2) And placing the pretreated specimen glass slide in a horizontal position, coating the pathological specimen sealing liquid, quickly leveling, and irradiating by ultraviolet light to obtain the pathological specimen sealing liquid-sealed glass slide.

3) The obtained pathological specimen sealing liquid has smooth and flat sealing coating and overall light transmittance of more than 90 percent. The hardness of the coating is tested by a pencil hardness tester, and reaches H grade by a Chinese drawing pencil and 750g force. The adhesion of the coating was tested with a cross-cut tape and found to be grade 1.

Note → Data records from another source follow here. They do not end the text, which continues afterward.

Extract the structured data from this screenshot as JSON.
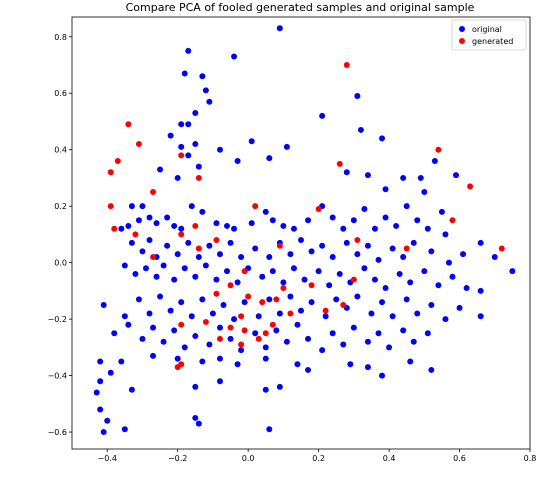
{
  "chart_data": {
    "type": "scatter",
    "title": "Compare PCA of fooled generated samples and original sample",
    "xlabel": "",
    "ylabel": "",
    "xlim": [
      -0.5,
      0.8
    ],
    "ylim": [
      -0.66,
      0.87
    ],
    "xticks": [
      -0.4,
      -0.2,
      0.0,
      0.2,
      0.4,
      0.6,
      0.8
    ],
    "xtick_labels": [
      "−0.4",
      "−0.2",
      "0.0",
      "0.2",
      "0.4",
      "0.6",
      "0.8"
    ],
    "yticks": [
      -0.6,
      -0.4,
      -0.2,
      0.0,
      0.2,
      0.4,
      0.6,
      0.8
    ],
    "ytick_labels": [
      "−0.6",
      "−0.4",
      "−0.2",
      "0.0",
      "0.2",
      "0.4",
      "0.6",
      "0.8"
    ],
    "grid": false,
    "legend_position": "top-right",
    "series": [
      {
        "name": "original",
        "color": "#0000ff",
        "points": [
          [
            0.09,
            0.83
          ],
          [
            -0.17,
            0.75
          ],
          [
            -0.04,
            0.73
          ],
          [
            -0.13,
            0.66
          ],
          [
            -0.18,
            0.67
          ],
          [
            -0.12,
            0.61
          ],
          [
            0.31,
            0.59
          ],
          [
            -0.11,
            0.57
          ],
          [
            -0.15,
            0.53
          ],
          [
            -0.17,
            0.49
          ],
          [
            0.21,
            0.52
          ],
          [
            -0.19,
            0.49
          ],
          [
            -0.22,
            0.45
          ],
          [
            -0.15,
            0.42
          ],
          [
            -0.19,
            0.41
          ],
          [
            -0.08,
            0.4
          ],
          [
            -0.03,
            0.36
          ],
          [
            0.06,
            0.37
          ],
          [
            -0.17,
            0.38
          ],
          [
            0.01,
            0.43
          ],
          [
            0.11,
            0.41
          ],
          [
            -0.25,
            0.33
          ],
          [
            -0.2,
            0.3
          ],
          [
            -0.14,
            0.34
          ],
          [
            0.32,
            0.47
          ],
          [
            0.38,
            0.44
          ],
          [
            0.34,
            0.31
          ],
          [
            0.28,
            0.32
          ],
          [
            0.44,
            0.3
          ],
          [
            0.39,
            0.26
          ],
          [
            0.49,
            0.3
          ],
          [
            0.53,
            0.36
          ],
          [
            0.59,
            0.31
          ],
          [
            0.5,
            0.25
          ],
          [
            0.55,
            0.18
          ],
          [
            -0.33,
            0.2
          ],
          [
            -0.3,
            0.2
          ],
          [
            -0.28,
            0.16
          ],
          [
            -0.31,
            0.15
          ],
          [
            -0.34,
            0.13
          ],
          [
            -0.36,
            0.12
          ],
          [
            -0.26,
            0.14
          ],
          [
            -0.23,
            0.16
          ],
          [
            -0.21,
            0.13
          ],
          [
            -0.19,
            0.12
          ],
          [
            -0.16,
            0.2
          ],
          [
            -0.13,
            0.18
          ],
          [
            -0.09,
            0.14
          ],
          [
            -0.06,
            0.13
          ],
          [
            -0.04,
            0.12
          ],
          [
            0.01,
            0.14
          ],
          [
            0.05,
            0.18
          ],
          [
            0.07,
            0.15
          ],
          [
            0.1,
            0.13
          ],
          [
            0.13,
            0.12
          ],
          [
            0.17,
            0.15
          ],
          [
            0.21,
            0.2
          ],
          [
            0.24,
            0.16
          ],
          [
            0.27,
            0.12
          ],
          [
            0.3,
            0.15
          ],
          [
            0.33,
            0.19
          ],
          [
            0.36,
            0.12
          ],
          [
            0.39,
            0.16
          ],
          [
            0.42,
            0.13
          ],
          [
            0.45,
            0.2
          ],
          [
            0.48,
            0.15
          ],
          [
            0.51,
            0.12
          ],
          [
            0.56,
            0.1
          ],
          [
            -0.33,
            0.07
          ],
          [
            -0.3,
            0.04
          ],
          [
            -0.28,
            0.08
          ],
          [
            -0.26,
            0.02
          ],
          [
            -0.23,
            0.06
          ],
          [
            -0.2,
            0.03
          ],
          [
            -0.17,
            0.07
          ],
          [
            -0.14,
            0.02
          ],
          [
            -0.11,
            0.06
          ],
          [
            -0.08,
            0.03
          ],
          [
            -0.05,
            0.07
          ],
          [
            -0.02,
            0.02
          ],
          [
            0.02,
            0.05
          ],
          [
            0.06,
            0.02
          ],
          [
            0.09,
            0.07
          ],
          [
            0.12,
            0.03
          ],
          [
            0.15,
            0.08
          ],
          [
            0.18,
            0.04
          ],
          [
            0.21,
            0.06
          ],
          [
            0.24,
            0.02
          ],
          [
            0.28,
            0.07
          ],
          [
            0.31,
            0.03
          ],
          [
            0.34,
            0.06
          ],
          [
            0.37,
            0.01
          ],
          [
            0.41,
            0.05
          ],
          [
            0.44,
            0.02
          ],
          [
            0.47,
            0.07
          ],
          [
            0.52,
            0.04
          ],
          [
            0.57,
            0.0
          ],
          [
            0.61,
            0.03
          ],
          [
            0.66,
            0.07
          ],
          [
            0.7,
            0.02
          ],
          [
            0.75,
            -0.03
          ],
          [
            -0.35,
            -0.01
          ],
          [
            -0.32,
            -0.04
          ],
          [
            -0.29,
            -0.02
          ],
          [
            -0.26,
            -0.05
          ],
          [
            -0.24,
            -0.01
          ],
          [
            -0.21,
            -0.06
          ],
          [
            -0.18,
            -0.02
          ],
          [
            -0.15,
            -0.05
          ],
          [
            -0.12,
            -0.01
          ],
          [
            -0.09,
            -0.06
          ],
          [
            -0.06,
            -0.03
          ],
          [
            -0.03,
            -0.07
          ],
          [
            0.0,
            -0.02
          ],
          [
            0.04,
            -0.05
          ],
          [
            0.07,
            -0.03
          ],
          [
            0.1,
            -0.07
          ],
          [
            0.13,
            -0.02
          ],
          [
            0.16,
            -0.06
          ],
          [
            0.2,
            -0.03
          ],
          [
            0.23,
            -0.08
          ],
          [
            0.26,
            -0.04
          ],
          [
            0.29,
            -0.07
          ],
          [
            0.33,
            -0.02
          ],
          [
            0.36,
            -0.06
          ],
          [
            0.39,
            -0.09
          ],
          [
            0.43,
            -0.04
          ],
          [
            0.46,
            -0.07
          ],
          [
            0.5,
            -0.03
          ],
          [
            0.54,
            -0.08
          ],
          [
            0.58,
            -0.05
          ],
          [
            0.62,
            -0.09
          ],
          [
            0.66,
            -0.1
          ],
          [
            -0.41,
            -0.15
          ],
          [
            -0.35,
            -0.19
          ],
          [
            -0.31,
            -0.13
          ],
          [
            -0.28,
            -0.18
          ],
          [
            -0.25,
            -0.12
          ],
          [
            -0.22,
            -0.17
          ],
          [
            -0.19,
            -0.14
          ],
          [
            -0.16,
            -0.19
          ],
          [
            -0.13,
            -0.13
          ],
          [
            -0.1,
            -0.18
          ],
          [
            -0.07,
            -0.15
          ],
          [
            -0.04,
            -0.2
          ],
          [
            -0.01,
            -0.14
          ],
          [
            0.03,
            -0.19
          ],
          [
            0.06,
            -0.13
          ],
          [
            0.09,
            -0.18
          ],
          [
            0.12,
            -0.12
          ],
          [
            0.15,
            -0.17
          ],
          [
            0.18,
            -0.14
          ],
          [
            0.22,
            -0.19
          ],
          [
            0.25,
            -0.13
          ],
          [
            0.28,
            -0.16
          ],
          [
            0.31,
            -0.12
          ],
          [
            0.35,
            -0.18
          ],
          [
            0.38,
            -0.14
          ],
          [
            0.41,
            -0.19
          ],
          [
            0.45,
            -0.13
          ],
          [
            0.48,
            -0.18
          ],
          [
            0.52,
            -0.15
          ],
          [
            0.56,
            -0.2
          ],
          [
            0.6,
            -0.16
          ],
          [
            0.66,
            -0.19
          ],
          [
            -0.38,
            -0.25
          ],
          [
            -0.34,
            -0.22
          ],
          [
            -0.3,
            -0.27
          ],
          [
            -0.27,
            -0.23
          ],
          [
            -0.24,
            -0.28
          ],
          [
            -0.21,
            -0.24
          ],
          [
            -0.18,
            -0.3
          ],
          [
            -0.15,
            -0.26
          ],
          [
            -0.11,
            -0.29
          ],
          [
            -0.08,
            -0.23
          ],
          [
            -0.05,
            -0.27
          ],
          [
            -0.02,
            -0.31
          ],
          [
            0.02,
            -0.25
          ],
          [
            0.05,
            -0.3
          ],
          [
            0.08,
            -0.24
          ],
          [
            0.11,
            -0.28
          ],
          [
            0.14,
            -0.22
          ],
          [
            0.17,
            -0.27
          ],
          [
            0.21,
            -0.31
          ],
          [
            0.24,
            -0.25
          ],
          [
            0.27,
            -0.29
          ],
          [
            0.3,
            -0.23
          ],
          [
            0.34,
            -0.28
          ],
          [
            0.37,
            -0.25
          ],
          [
            0.4,
            -0.3
          ],
          [
            0.44,
            -0.24
          ],
          [
            0.47,
            -0.28
          ],
          [
            0.51,
            -0.25
          ],
          [
            -0.42,
            -0.35
          ],
          [
            -0.36,
            -0.35
          ],
          [
            -0.27,
            -0.33
          ],
          [
            -0.2,
            -0.34
          ],
          [
            -0.13,
            -0.35
          ],
          [
            -0.08,
            -0.34
          ],
          [
            -0.03,
            -0.36
          ],
          [
            0.05,
            -0.34
          ],
          [
            0.14,
            -0.36
          ],
          [
            0.17,
            -0.38
          ],
          [
            0.29,
            -0.36
          ],
          [
            0.34,
            -0.37
          ],
          [
            0.38,
            -0.4
          ],
          [
            0.46,
            -0.35
          ],
          [
            0.52,
            -0.38
          ],
          [
            -0.43,
            -0.46
          ],
          [
            -0.42,
            -0.42
          ],
          [
            -0.39,
            -0.39
          ],
          [
            -0.33,
            -0.45
          ],
          [
            -0.15,
            -0.44
          ],
          [
            -0.08,
            -0.42
          ],
          [
            0.05,
            -0.45
          ],
          [
            0.09,
            -0.44
          ],
          [
            -0.42,
            -0.52
          ],
          [
            -0.4,
            -0.56
          ],
          [
            -0.41,
            -0.6
          ],
          [
            -0.35,
            -0.59
          ],
          [
            -0.15,
            -0.55
          ],
          [
            -0.14,
            -0.57
          ],
          [
            0.06,
            -0.59
          ]
        ]
      },
      {
        "name": "generated",
        "color": "#ff0000",
        "points": [
          [
            0.28,
            0.7
          ],
          [
            -0.34,
            0.49
          ],
          [
            -0.31,
            0.42
          ],
          [
            -0.37,
            0.36
          ],
          [
            -0.39,
            0.32
          ],
          [
            0.54,
            0.4
          ],
          [
            0.63,
            0.27
          ],
          [
            -0.19,
            0.38
          ],
          [
            -0.14,
            0.3
          ],
          [
            0.26,
            0.35
          ],
          [
            -0.27,
            0.25
          ],
          [
            0.02,
            0.2
          ],
          [
            0.2,
            0.19
          ],
          [
            -0.39,
            0.2
          ],
          [
            -0.38,
            0.12
          ],
          [
            -0.32,
            0.1
          ],
          [
            0.58,
            0.15
          ],
          [
            0.72,
            0.05
          ],
          [
            -0.19,
            0.1
          ],
          [
            -0.15,
            0.13
          ],
          [
            -0.09,
            0.08
          ],
          [
            0.09,
            0.06
          ],
          [
            0.45,
            0.05
          ],
          [
            -0.27,
            0.02
          ],
          [
            -0.01,
            -0.03
          ],
          [
            -0.14,
            0.05
          ],
          [
            0.31,
            0.08
          ],
          [
            -0.05,
            -0.08
          ],
          [
            0.1,
            -0.09
          ],
          [
            0.3,
            -0.06
          ],
          [
            0.18,
            -0.08
          ],
          [
            -0.09,
            -0.11
          ],
          [
            0.0,
            -0.12
          ],
          [
            0.04,
            -0.14
          ],
          [
            0.08,
            -0.13
          ],
          [
            -0.02,
            -0.19
          ],
          [
            0.12,
            -0.18
          ],
          [
            0.22,
            -0.17
          ],
          [
            0.27,
            -0.15
          ],
          [
            -0.19,
            -0.22
          ],
          [
            -0.12,
            -0.21
          ],
          [
            -0.05,
            -0.23
          ],
          [
            -0.01,
            -0.24
          ],
          [
            0.03,
            -0.27
          ],
          [
            0.07,
            -0.22
          ],
          [
            -0.08,
            -0.27
          ],
          [
            -0.02,
            -0.29
          ],
          [
            -0.2,
            -0.37
          ],
          [
            -0.19,
            -0.36
          ],
          [
            0.05,
            -0.25
          ]
        ]
      }
    ]
  }
}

As shown in figure 1, when the invention is used, firstly a specimen 2 is placed on a glass slide 1, then a pathological specimen sealing liquid is coated on the specimen 2 and the glass slide 1, and a sealing coating 3 is formed after ultraviolet irradiation, so that the use effect is better, and the pathological specimen sealing liquid in the invention can completely replace a cover glass.

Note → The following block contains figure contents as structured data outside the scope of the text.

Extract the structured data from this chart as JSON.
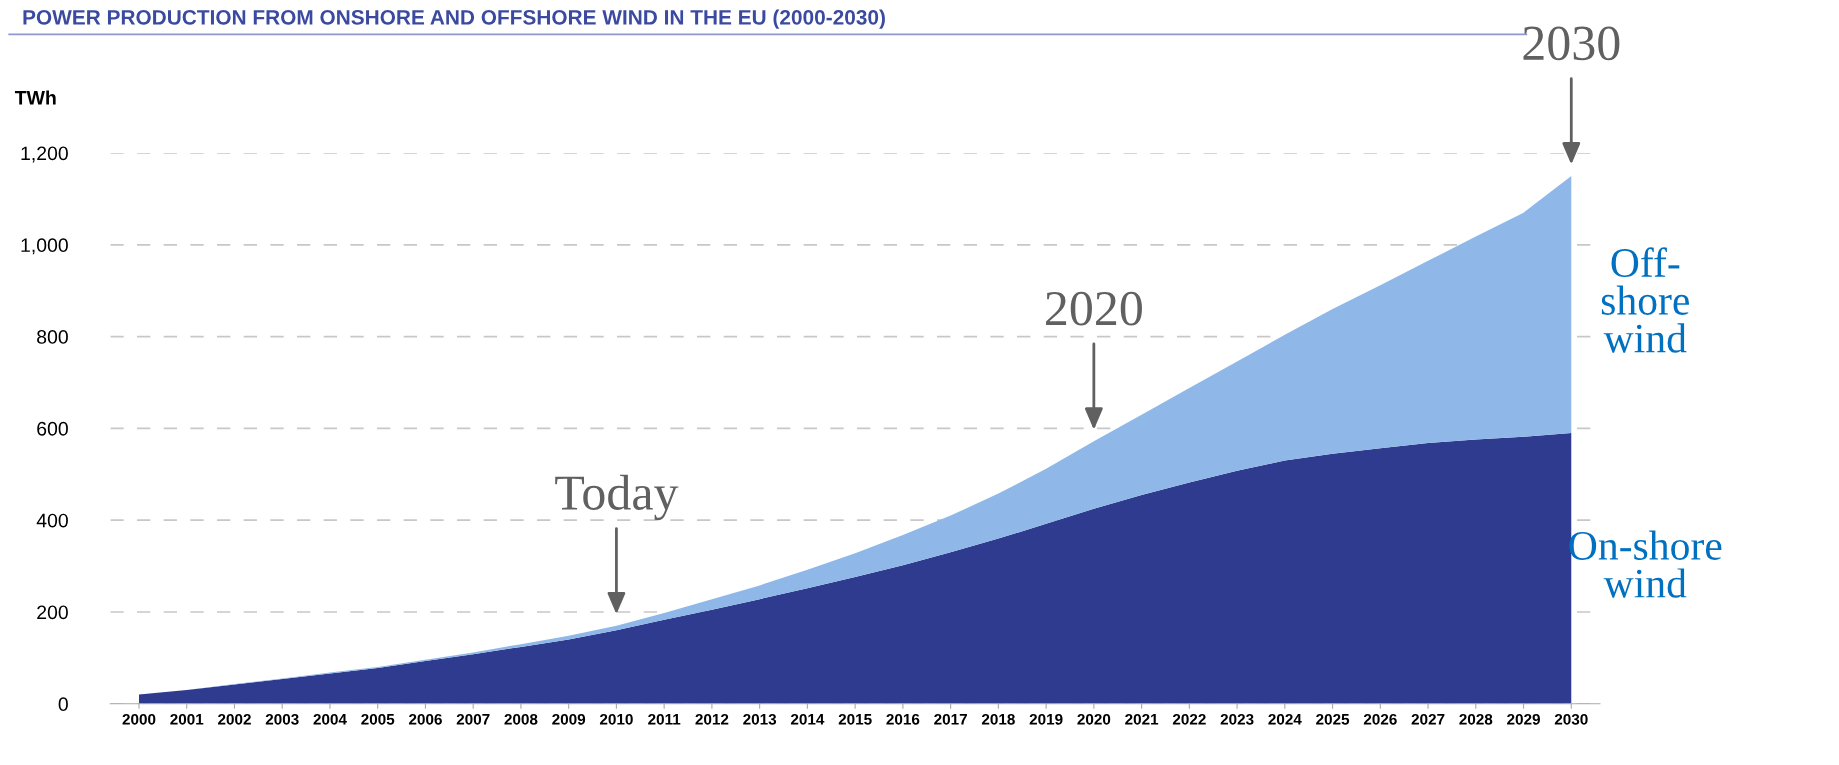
{
  "chart_data": {
    "type": "area",
    "stacked": true,
    "title": "POWER PRODUCTION FROM ONSHORE AND OFFSHORE WIND IN THE EU (2000-2030)",
    "ylabel": "TWh",
    "categories": [
      "2000",
      "2001",
      "2002",
      "2003",
      "2004",
      "2005",
      "2006",
      "2007",
      "2008",
      "2009",
      "2010",
      "2011",
      "2012",
      "2013",
      "2014",
      "2015",
      "2016",
      "2017",
      "2018",
      "2019",
      "2020",
      "2021",
      "2022",
      "2023",
      "2024",
      "2025",
      "2026",
      "2027",
      "2028",
      "2029",
      "2030"
    ],
    "series": [
      {
        "name": "On-shore\nwind",
        "color": "#2e3b8f",
        "values": [
          20,
          30,
          42,
          54,
          66,
          78,
          93,
          108,
          124,
          140,
          160,
          183,
          205,
          228,
          252,
          276,
          302,
          330,
          360,
          392,
          425,
          455,
          482,
          508,
          530,
          545,
          557,
          568,
          576,
          582,
          590
        ]
      },
      {
        "name": "Off-\nshore\nwind",
        "color": "#8fb8e8",
        "values": [
          0,
          0,
          1,
          1,
          2,
          2,
          3,
          4,
          6,
          8,
          10,
          15,
          23,
          30,
          40,
          52,
          66,
          80,
          98,
          120,
          147,
          175,
          206,
          238,
          274,
          315,
          355,
          397,
          442,
          488,
          560
        ]
      }
    ],
    "ylim": [
      0,
      1200
    ],
    "yticks": [
      0,
      200,
      400,
      600,
      800,
      {
        "value": 1000,
        "label": "1,000"
      },
      {
        "value": 1200,
        "label": "1,200"
      }
    ],
    "grid": "y",
    "annotations": [
      {
        "text": "Today",
        "x": "2010",
        "y": 170
      },
      {
        "text": "2020",
        "x": "2020",
        "y": 572
      },
      {
        "text": "2030",
        "x": "2030",
        "y": 1150
      }
    ]
  }
}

After the specimen and the glass slide are processed, directly coating the pathological specimen sealing liquid after vacuumizing on a cell or tissue specimen, clarifying and brightening the specimen without generating bubbles basically, leveling for 5-10 s, and then performing light intensity of 60-300 mW/cm at a wavelength of 365-405 nm and light intensity of 365-300 mW/cm²The ultraviolet light irradiates for about 5-60 s, is basically and completely sealed, has no shrinkage deformation, is safe, simple and convenient to operate and has low cost; and the pathological specimen sealing liquid can be coated by a dispenser to realize accurate operation, the thickness of the adhesive layer can be adjusted within the range of 50-250 um according to the requirement, and the using effect of the invention is further improved.

The invention has the following beneficial effects:

1. the pathological specimen sealing liquid has the advantages of strong adhesion, quick drying, good hardness, scratch resistance, high transparency, good weather resistance, no bubbles, high light transmittance and the like, can be cured after being irradiated by ultraviolet light, has a flat surface after being sealed, is fog-free, yellowing-resistant and crack-free, and can completely replace a cover glass;

2. the initiator contained in the invention generates active free radicals or cations after absorbing ultraviolet light, thereby initiating monomer polymerization and crosslinking chemical reaction, converting the liquid state of the pathological specimen sealing liquid into a solid state within seconds, and improving the sealing efficiency of the glass slide;

3. the pathological specimen sealing liquid has no VOC volatile matter, all components of the pathological specimen sealing liquid are not limited in environmental regulations, the pathological specimen sealing liquid has a good environmental protection effect, the curing speed is high, the curing can be finished within several seconds to dozens of seconds, and the detection and carrying operation can be carried out after the curing, so that the pathological specimen sealing liquid is beneficial to automatic production and can obviously improve the production rate;

4. the antioxidant contained in the invention is helpful for delaying the aging and yellowing of the specimen slice, so that the specimen slice can still keep better color after years, the storage time of the sample is prolonged, and the medical use requirement can be met.